Is diplomacy too boring for the Trump White House?
Two years after President Trump's infamous tweets, North Korea's Little Rocket Man is still burning out his fuse out here alone. The problem is that Kim Jong Un has more of them, and he seems to be making a point of lighting them up to spite the president who was calling him "terrific" only last fall.
South Korea announced on Thursday that its volatile neighbor had fired two short-range missiles in an apparent test that came days after Kim was seen witnessing other experiments involving rocket launchers and other advanced weapons. Before then it had been a year and a half, some 521 days, since Pyongyang had tested such devices. As Adam Taylor points out in The Washington Post, the tests were not technically a violation of any agreement made between the United States and North Korea because, despite Trump's apparent best efforts, no such agreement exists. But they were very much against the spirit of the conversation that took place between Kim and Trump last summer.
When Trump met with Kim in Singapore in 2018, he was widely derided for confusing grand gestures — the first ever meeting between a sitting American president and the leader of the communist regime in Pyongyang — with actual diplomacy. Photo ops are great and all, but absent an actual binding agreement that limits North Korea's nuclear ambitions we might as well just be sending Dennis Rodman in there again. We could certainly use a rebound after this week.
Trump's ambitions were always worth celebrating. It's easy to argue that holding a meeting between two heads of state doesn't mean much, but if that's so, it's hard to see why this necessary first step has not been taken by any of Trump's predecessors. There is also a good case to be made that between the Mueller investigation and the chaos in his White House the president has not been able to devote enough attention to North Korea — or any important issues. But simply holding a summit was never going to be enough in itself. Diplomacy in the post-war era has always involved television cameras. But behind the indelible images of Nixon in China or Reagan at Reykjavik there are always clever, patient men and women doing the boring and occasionally thankless work of actually making peace.
Diplomacy is impossible without diplomats. Who is Trump's James Baker? Secretary of State Mike Pompeo is a trumped-up — no pun intended — Tea Party congressman, an impatient saber rattler. John Bolton is a living meme who owns the libs by breathing, which is not the same thing as, you know, convincing an unstable authoritarian man-child not to shoot missiles in the direction of his neighbors. By all accounts Rex Tillerson was not a good fit for the Trump White House, and John Kelly should have been chased out long before his resignation. The personnel, whoever they are, are not in place and never have been. Maybe they don't exist.
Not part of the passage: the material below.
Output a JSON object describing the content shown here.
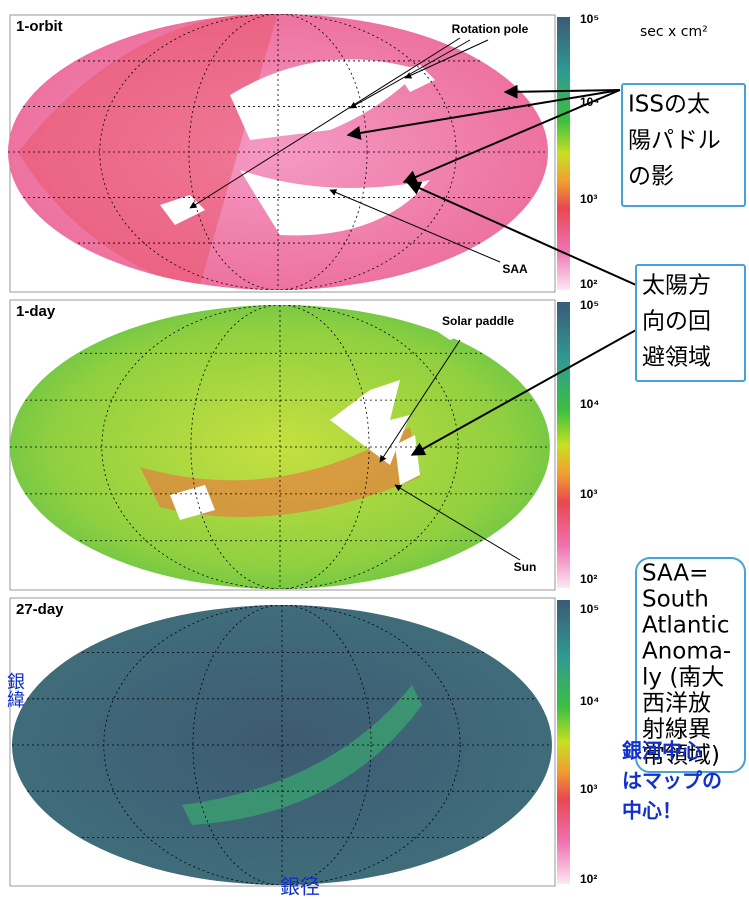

Meanwhile, the news of Kim's belligerence comes amid an apparent breakdown in the trade talks between China and the United States. There are good reasons — moral and economic — for Trump to be recalcitrant on the subject of Chinese imports. But the reality of the situation on the Korean Peninsula is that it will not be resolved by Washington and Pyongyang unilaterally. Any lasting agreement between the two will have to involve China, which will use the American desire for stability in Pyongyang to demand trade-related concessions that Trump appears unwilling to make, at least for now.
Also on the horizon is what will come following America's withdrawal from the Intermediate-Range Nuclear Forces Treaty. Once again there are arguments to be made in favor of significantly revising this treaty — chief among them them the fact that it has long been possible for Russia to comply with the letter while making a mockery of the spirit of the agreement thanks to the development of weapons technology not covered by the original language. It needs to be replaced, preferably by a new deal that includes not only the United States and the third-world mineral oligarchy that was once one of the world's only two superpowers but also China, the country that has superseded it, and Iran and North Korea as well.
It would be nice to think that America's recent nuclear setbacks are only that — minor speedbumps on the road to a new, lasting peace for the 21st century. But absent our willingness to make serious economic — and probably ecological — concessions, this is unlikely. The future increasingly looks to be one in which Americans can expect either peace or prosperity, but not both. Which will we choose?